Granica pomiędzy radością, a złością jest czasem bardzo cienka.

- Co zrobiłaś? - uniósł brwi do góry.

- Spławiła rudego leszcza - uśmiechnął się Fangs - Barbie ma charakterek, trzymaj się jej.

 Zaczerwieniłam się, słysząc komplement z ust członka Serpents, a następnie zwróciłam się do Jugheada, który wciąż patrzył na mnie jak na wariatkę. Może nią byłam? Może wszyscyjesteśmy wariatami?

- Zerwałam z Archiem - westchnęłam - Moi rodzice wiedzą, że w czasie, w którym Dilton był zabijany, Ty obściskiwałeś mnie pod moim domem. Wszystkie mosty płoną, a ja dolewam do nich benzyny, bardzo mi się to podoba,  Juggie. Skoro już wyjaśniliśmy to sobie, to przejdźmy do konkretów. Jak możemy Ci pomóc? Oczywiście, szeryf Keller za chwilę usłyszy kompletną relację, która zapewni Ci alibi. Jak Ci pomóc?

- Dajcie mi papierosa.

  On nigdy nie wydorośleje.

 Sweet Pea zaśmiał się, wyciągnął z kurtki paczkę fajek i zapalniczkę, podając je Jugheadowi. Chłopak odpalił je i zaciągnął się dymym, który najwidoczniej pomagał mu się uspokoić. Cóż, każdy miał jakiś nałóg, który pomagał mu odrzucić na bok stres i smutki tego świata. On miał papierosy, a ja miałam jego usta. Proste równanie.

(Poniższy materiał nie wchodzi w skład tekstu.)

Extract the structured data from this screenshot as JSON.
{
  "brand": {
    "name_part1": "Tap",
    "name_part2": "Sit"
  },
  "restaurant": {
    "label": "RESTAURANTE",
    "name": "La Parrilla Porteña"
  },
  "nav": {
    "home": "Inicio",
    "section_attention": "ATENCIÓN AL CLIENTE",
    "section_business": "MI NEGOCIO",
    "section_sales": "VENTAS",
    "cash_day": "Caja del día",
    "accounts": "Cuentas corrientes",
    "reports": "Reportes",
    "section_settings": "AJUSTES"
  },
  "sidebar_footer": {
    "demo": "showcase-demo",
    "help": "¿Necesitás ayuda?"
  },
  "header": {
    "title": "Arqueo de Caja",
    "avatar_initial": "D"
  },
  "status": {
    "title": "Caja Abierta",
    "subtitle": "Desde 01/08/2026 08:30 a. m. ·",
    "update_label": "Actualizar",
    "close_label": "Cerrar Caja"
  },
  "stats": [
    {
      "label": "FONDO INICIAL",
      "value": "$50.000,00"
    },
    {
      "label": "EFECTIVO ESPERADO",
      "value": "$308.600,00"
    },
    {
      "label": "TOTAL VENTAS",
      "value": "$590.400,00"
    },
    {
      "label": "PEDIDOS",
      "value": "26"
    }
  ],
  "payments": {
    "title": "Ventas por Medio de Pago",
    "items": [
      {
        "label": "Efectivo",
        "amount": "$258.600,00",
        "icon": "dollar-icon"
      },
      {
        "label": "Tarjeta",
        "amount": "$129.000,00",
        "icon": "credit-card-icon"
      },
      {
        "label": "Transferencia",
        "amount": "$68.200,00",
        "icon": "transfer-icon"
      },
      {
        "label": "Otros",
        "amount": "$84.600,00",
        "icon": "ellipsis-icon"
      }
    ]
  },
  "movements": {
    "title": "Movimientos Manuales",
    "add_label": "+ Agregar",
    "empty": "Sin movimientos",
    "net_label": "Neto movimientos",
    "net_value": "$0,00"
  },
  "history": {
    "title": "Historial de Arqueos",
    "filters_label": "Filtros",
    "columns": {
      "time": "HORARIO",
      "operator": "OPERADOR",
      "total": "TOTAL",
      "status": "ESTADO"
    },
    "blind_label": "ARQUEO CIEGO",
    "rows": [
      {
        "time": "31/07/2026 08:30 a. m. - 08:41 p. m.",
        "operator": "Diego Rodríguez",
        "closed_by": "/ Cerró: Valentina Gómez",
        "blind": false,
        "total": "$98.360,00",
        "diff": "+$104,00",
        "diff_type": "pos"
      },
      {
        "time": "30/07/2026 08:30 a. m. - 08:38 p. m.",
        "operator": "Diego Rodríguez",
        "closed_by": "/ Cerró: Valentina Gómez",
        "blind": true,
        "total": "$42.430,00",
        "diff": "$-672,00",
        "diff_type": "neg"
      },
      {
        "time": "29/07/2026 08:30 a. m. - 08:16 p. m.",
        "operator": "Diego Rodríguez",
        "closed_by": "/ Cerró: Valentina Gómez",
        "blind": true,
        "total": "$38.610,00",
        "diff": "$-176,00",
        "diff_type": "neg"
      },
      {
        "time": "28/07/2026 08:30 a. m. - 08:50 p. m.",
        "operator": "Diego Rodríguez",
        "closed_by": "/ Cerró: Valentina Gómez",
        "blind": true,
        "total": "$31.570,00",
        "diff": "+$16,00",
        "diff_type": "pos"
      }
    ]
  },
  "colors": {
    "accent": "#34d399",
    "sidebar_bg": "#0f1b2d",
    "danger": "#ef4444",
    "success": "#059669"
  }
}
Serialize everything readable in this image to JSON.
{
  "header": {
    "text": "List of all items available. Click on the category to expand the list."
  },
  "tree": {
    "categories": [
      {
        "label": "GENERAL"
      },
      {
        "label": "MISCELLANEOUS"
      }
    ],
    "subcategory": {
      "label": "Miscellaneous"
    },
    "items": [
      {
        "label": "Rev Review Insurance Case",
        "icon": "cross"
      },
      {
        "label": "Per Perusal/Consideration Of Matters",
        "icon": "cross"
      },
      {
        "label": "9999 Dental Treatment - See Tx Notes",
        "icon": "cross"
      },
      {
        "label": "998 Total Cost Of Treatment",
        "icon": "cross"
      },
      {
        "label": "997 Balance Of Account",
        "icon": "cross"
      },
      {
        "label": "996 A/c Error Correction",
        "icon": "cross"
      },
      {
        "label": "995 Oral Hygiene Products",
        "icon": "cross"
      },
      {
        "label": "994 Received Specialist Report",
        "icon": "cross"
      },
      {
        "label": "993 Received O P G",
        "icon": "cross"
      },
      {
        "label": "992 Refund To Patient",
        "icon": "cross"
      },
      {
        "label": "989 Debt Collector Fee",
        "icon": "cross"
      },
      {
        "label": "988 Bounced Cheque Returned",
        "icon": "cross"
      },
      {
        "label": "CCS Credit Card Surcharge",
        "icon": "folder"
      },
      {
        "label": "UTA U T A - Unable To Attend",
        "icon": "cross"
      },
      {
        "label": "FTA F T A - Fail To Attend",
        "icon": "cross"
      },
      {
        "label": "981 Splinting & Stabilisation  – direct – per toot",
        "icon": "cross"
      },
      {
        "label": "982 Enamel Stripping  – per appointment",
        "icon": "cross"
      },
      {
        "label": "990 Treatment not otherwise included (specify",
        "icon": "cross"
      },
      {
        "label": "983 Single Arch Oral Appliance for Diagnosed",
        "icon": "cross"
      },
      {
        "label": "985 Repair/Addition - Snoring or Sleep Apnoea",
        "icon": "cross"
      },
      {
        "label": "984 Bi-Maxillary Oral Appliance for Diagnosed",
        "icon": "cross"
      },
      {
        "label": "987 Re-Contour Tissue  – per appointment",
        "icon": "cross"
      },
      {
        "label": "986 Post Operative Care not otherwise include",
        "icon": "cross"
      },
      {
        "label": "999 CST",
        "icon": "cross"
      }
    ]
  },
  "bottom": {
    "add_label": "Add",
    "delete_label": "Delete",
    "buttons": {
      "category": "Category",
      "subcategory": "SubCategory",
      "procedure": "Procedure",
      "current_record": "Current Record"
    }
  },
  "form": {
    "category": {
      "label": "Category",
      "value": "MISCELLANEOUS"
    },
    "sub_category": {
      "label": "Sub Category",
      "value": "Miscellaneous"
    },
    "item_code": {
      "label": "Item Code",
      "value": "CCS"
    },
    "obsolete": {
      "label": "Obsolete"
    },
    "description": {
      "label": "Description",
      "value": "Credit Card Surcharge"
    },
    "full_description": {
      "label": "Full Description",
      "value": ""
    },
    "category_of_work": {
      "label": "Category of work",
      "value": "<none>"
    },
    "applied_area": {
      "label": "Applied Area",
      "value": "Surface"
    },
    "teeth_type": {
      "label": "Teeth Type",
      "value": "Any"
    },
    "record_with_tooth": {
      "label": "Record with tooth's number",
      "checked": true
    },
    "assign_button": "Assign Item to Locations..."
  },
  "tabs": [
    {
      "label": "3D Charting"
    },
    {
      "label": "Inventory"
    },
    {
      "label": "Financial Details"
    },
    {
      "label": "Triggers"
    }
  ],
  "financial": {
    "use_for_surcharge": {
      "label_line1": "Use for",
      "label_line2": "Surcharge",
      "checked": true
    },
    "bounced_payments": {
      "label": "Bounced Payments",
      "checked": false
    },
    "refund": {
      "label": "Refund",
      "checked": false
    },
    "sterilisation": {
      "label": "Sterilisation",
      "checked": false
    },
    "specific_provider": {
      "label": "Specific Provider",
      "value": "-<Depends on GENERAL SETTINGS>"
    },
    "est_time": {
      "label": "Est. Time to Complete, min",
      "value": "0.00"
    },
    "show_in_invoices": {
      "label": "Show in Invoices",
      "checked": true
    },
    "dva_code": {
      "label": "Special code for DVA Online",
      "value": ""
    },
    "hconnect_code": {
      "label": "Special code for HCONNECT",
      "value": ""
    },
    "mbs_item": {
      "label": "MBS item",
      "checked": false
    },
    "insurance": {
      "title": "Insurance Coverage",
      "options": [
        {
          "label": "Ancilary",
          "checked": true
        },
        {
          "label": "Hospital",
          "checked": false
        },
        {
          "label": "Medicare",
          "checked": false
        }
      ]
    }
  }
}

 Zaskoczyłam go, a to już wywołało uśmiech na mojej twarzy. Z całą pewnością, teraz przerabiał w głowie jak mogłam być na tyle głupia, by zrezygnować z bogatego chłopaka, rodziny i reputacji, by uratować jego wolność.

No cóż, miłość nigdy nie była mądra, ani logiczna.

- Dziękuję - odezwał się wreszcie - Nie musiałaś. Nie wymagałem tego.

- Chciałam - odpowiedziałam, patrząc mu w oczy - Zrobiłeś dla mnie to samo. To z mojej winy tutaj jesteś, powinnam była zakończyć to wszystko dużo wcześniej, ale bałam się. Wybacz mi.

 Tym razem to on chwycił moją twarz i przycisnął do niej swoje usta. Smak papierosów na jego wargach był bardzo mocno i świeżo wyczuwalny. Mogłabym się w nim zatracić i zapomniec o całym Bożym świecie.

- Gołąbeczki - głos Toni sprowadził mnie na ziemię - Widzimy, że bardzo się kochacie, ale jesteśmy tutaj, by wyciągnąć tego kretyna z kłopotów, w które jakże rycersko się wpakował.

- Właśnie - potwierdził Fangs - Zanim cokolwiek powiesz, FP, Serpents radzą sobie świetnie, stoimy twardo na nogach, a przestępczość na South Side maleje w oczach, a to wszystko dzięki Tobie. Teraz jesteśmy tutaj, byś Ty twardo stanął na nogach.

 Ciężko było cokolwiek wyczytać z Twarzy Jugheada. Może trochę go  to wszystko wzruszyło, może trochę zdenerwował go fakt, że tak bezpardonowo wbijamy się z butami w jego życie, a może zwyczajnie był zszokowany tym wszystkim co właśnie się stało. Nagle jednak uśmiechnął się drwiąco, a w jego wcześniej zawilgocone oczy znów wstąpił błysk, który sprawił, że się w nim zakochałam. Mój Jughead znów wracał, by podjąć walkę.

- Macie tydzień - oświadczył chłodno - Po tygodniu przyjadą federalni, by zabrać mnie na sąd. Ostrzegam jednak, że ten sąd nie będzie obiektywny i sprawiedliwy, jeśli już się tam dostanę, to będzie po mnie. Betty, wyrzuć z głowy pomysł wynajęcia mi prawnika za swoje własne pieniądze, jestem cholernie dumną bestią, jeśli to zrobisz, odmówię współpracy z nim.

- Wiesz gdzie ja mam Twoją dumę? - syknęłam - Zrobię wszystko, żeby Cię stąd wydostać. Wiesz do czego zdolna jest dziewczyna, która bardzo czegoś chce? Jeśli nie wiesz, to za chwilę zobaczysz.

- Betts - głos Jugheada był nienaturalnie niski i spokojny - Jeśli postanowiłaś dać mi alibi to nie będą mieli prawa mnie tutaj przytrzymać. Koniec końców jestem niewinny, póki nie udowodnią mi winy, Twoje alibi powinno wystarczyć, by wyciągnąć mnie stąd.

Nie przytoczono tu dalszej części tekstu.